Hej Hej!  That's Swedish for hello! Hello!  My family and I took a trip to Sweden a couple of weeks ago and it was so gorgeous.  We stayed on the Island of Vaxholm and took ferry rides out to different islands and to Stockholm.  (I discovered that Sweden has an archipelago several years ago when my boss visited there.)  The shoreline and coast of Vaxholm was so similar to the coast line of Maine it was like I was visiting home.  I definitely could live there.  The Swedish people know their boats--we took a rented boat ride around the island by Beorn who built his own steam boat from mahogany wood and Siberian larch.  It had the feel of a train.  We ate lots of silky salmon and herring, pickled and fresh.  The fresh was so good--I'm on a quest to find local herring and make my own sauces for it.  I also purchased a rolling pin to make knickebrod--the crispy rye bread that went with everything. 
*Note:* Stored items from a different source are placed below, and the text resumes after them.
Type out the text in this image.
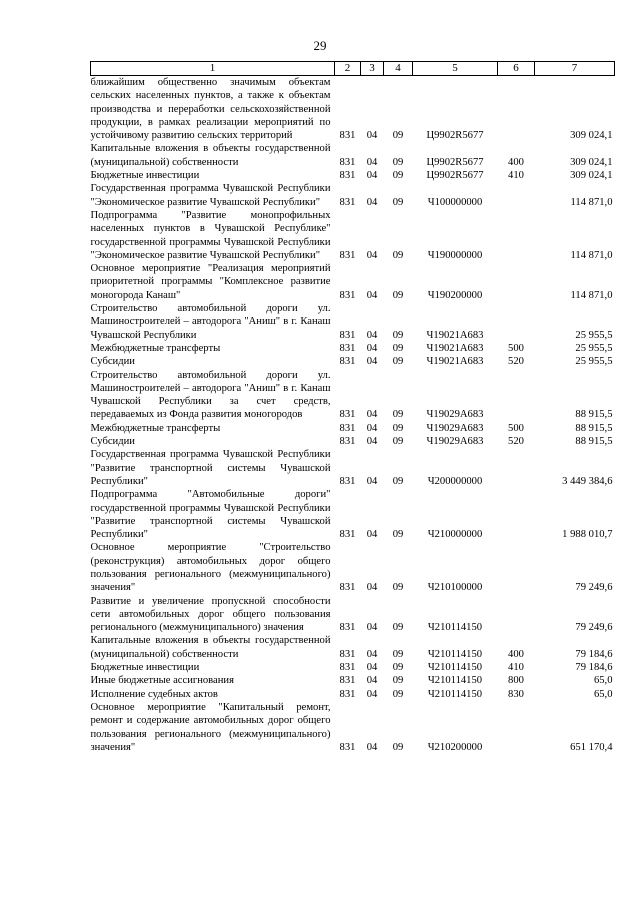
29
1	2	3	4	5	6	7
ближайшим общественно значимым объектам сельских населенных пунктов, а также к объектам производства и переработки сельскохозяйственной продукции, в рамках реализации мероприятий по устойчивому развитию сельских территорий	831	04	09	Ц9902R5677		309 024,1
Капитальные вложения в объекты государственной (муниципальной) собственности	831	04	09	Ц9902R5677	400	309 024,1
Бюджетные инвестиции	831	04	09	Ц9902R5677	410	309 024,1
Государственная программа Чувашской Республики "Экономическое развитие Чувашской Республики"	831	04	09	Ч100000000		114 871,0
Подпрограмма "Развитие монопрофильных населенных пунктов в Чувашской Республике" государственной программы Чувашской Республики "Экономическое развитие Чувашской Республики"	831	04	09	Ч190000000		114 871,0
Основное мероприятие "Реализация мероприятий приоритетной программы "Комплексное развитие моногорода Канаш"	831	04	09	Ч190200000		114 871,0
Строительство автомобильной дороги ул. Машиностроителей – автодорога "Аниш" в г. Канаш Чувашской Республики	831	04	09	Ч19021A683		25 955,5
Межбюджетные трансферты	831	04	09	Ч19021A683	500	25 955,5
Субсидии	831	04	09	Ч19021A683	520	25 955,5
Строительство автомобильной дороги ул. Машиностроителей – автодорога "Аниш" в г. Канаш Чувашской Республики за счет средств, передаваемых из Фонда развития моногородов	831	04	09	Ч19029A683		88 915,5
Межбюджетные трансферты	831	04	09	Ч19029A683	500	88 915,5
Субсидии	831	04	09	Ч19029A683	520	88 915,5
Государственная программа Чувашской Республики "Развитие транспортной системы Чувашской Республики"	831	04	09	Ч200000000		3 449 384,6
Подпрограмма "Автомобильные дороги" государственной программы Чувашской Республики "Развитие транспортной системы Чувашской Республики"	831	04	09	Ч210000000		1 988 010,7
Основное мероприятие "Строительство (реконструкция) автомобильных дорог общего пользования регионального (межмуниципального) значения"	831	04	09	Ч210100000		79 249,6
Развитие и увеличение пропускной способности сети автомобильных дорог общего пользования регионального (межмуниципального) значения	831	04	09	Ч210114150		79 249,6
Капитальные вложения в объекты государственной (муниципальной) собственности	831	04	09	Ч210114150	400	79 184,6
Бюджетные инвестиции	831	04	09	Ч210114150	410	79 184,6
Иные бюджетные ассигнования	831	04	09	Ч210114150	800	65,0
Исполнение судебных актов	831	04	09	Ч210114150	830	65,0
Основное мероприятие "Капитальный ремонт, ремонт и содержание автомобильных дорог общего пользования регионального (межмуниципального) значения"	831	04	09	Ч210200000		651 170,4
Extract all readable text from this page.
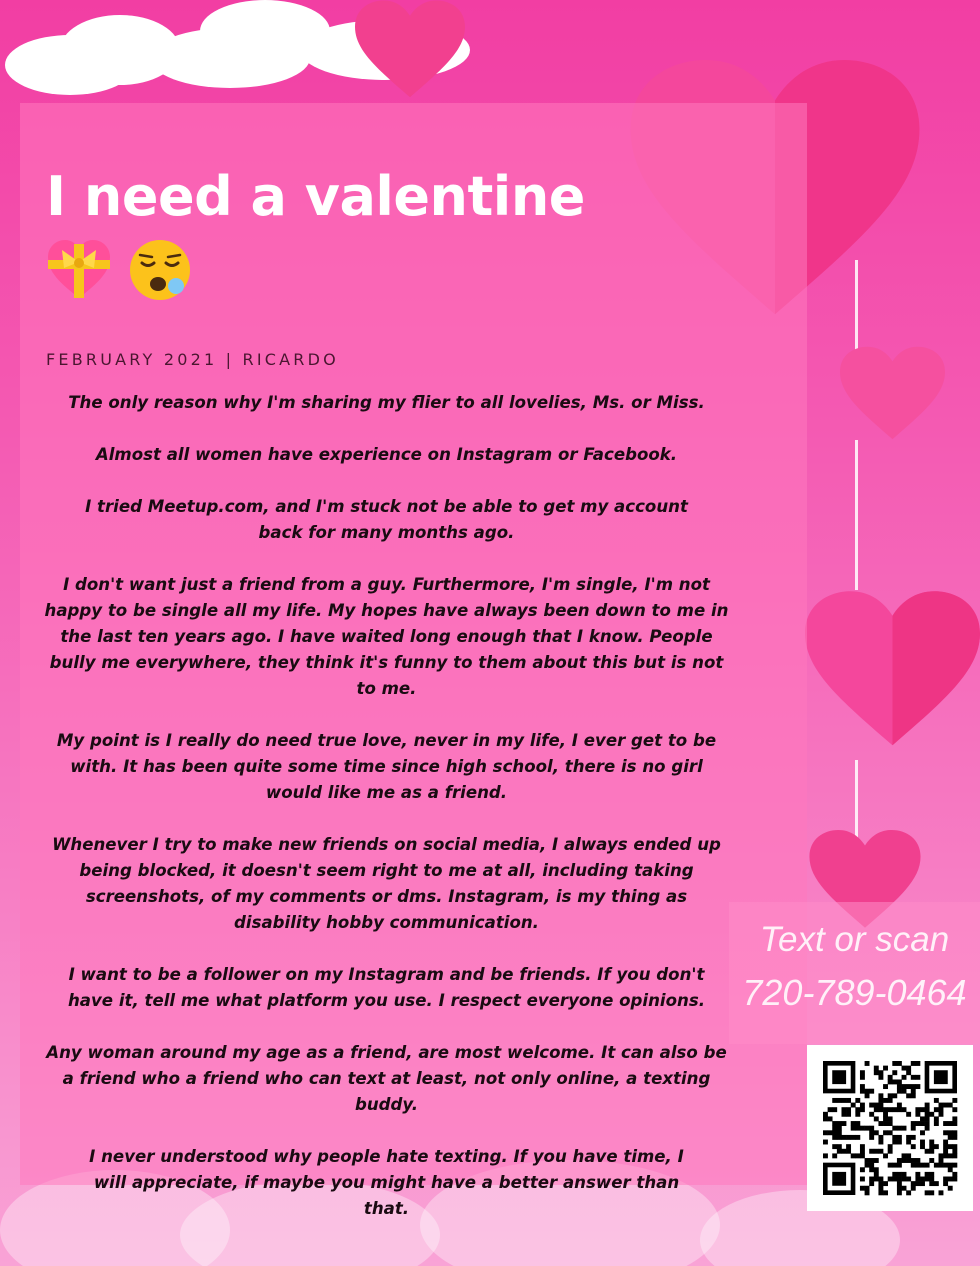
I need a valentine

FEBRUARY 2021 | RICARDO

The only reason why I'm sharing my flier to all lovelies, Ms. or Miss.

Almost all women have experience on Instagram or Facebook.

I tried Meetup.com, and I'm stuck not be able to get my account back for many months ago.

I don't want just a friend from a guy. Furthermore, I'm single, I'm not happy to be single all my life. My hopes have always been down to me in the last ten years ago. I have waited long enough that I know. People bully me everywhere, they think it's funny to them about this but is not to me.

My point is I really do need true love, never in my life, I ever get to be with. It has been quite some time since high school, there is no girl would like me as a friend.

Whenever I try to make new friends on social media, I always ended up being blocked, it doesn't seem right to me at all, including taking screenshots, of my comments or dms. Instagram, is my thing as disability hobby communication.

I want to be a follower on my Instagram and be friends. If you don't have it, tell me what platform you use. I respect everyone opinions.

Any woman around my age as a friend, are most welcome. It can also be a friend who a friend who can text at least, not only online, a texting buddy.

I never understood why people hate texting. If you have time, I will appreciate, if maybe you might have a better answer than that.

Text or scan

720-789-0464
The flight home was fine but eight hours--lots of movie watching.  I got a strange sort of domestic surge when I got home--cleaning out pantry cupboards and canning blueberry conserve, peach jam and chutney.  The chutney didn't work out though and I had to ultimately toss it--after making three attempts to adjust the recipe and get it taste of something other than mustard seed and vinegar.  Maybe next year I'll try chutney again. I did manage to make some yummy gravlax:  cured salmon in my own fridge.  Here's an open face sandwich on my regular homemade bread.  It was yummy!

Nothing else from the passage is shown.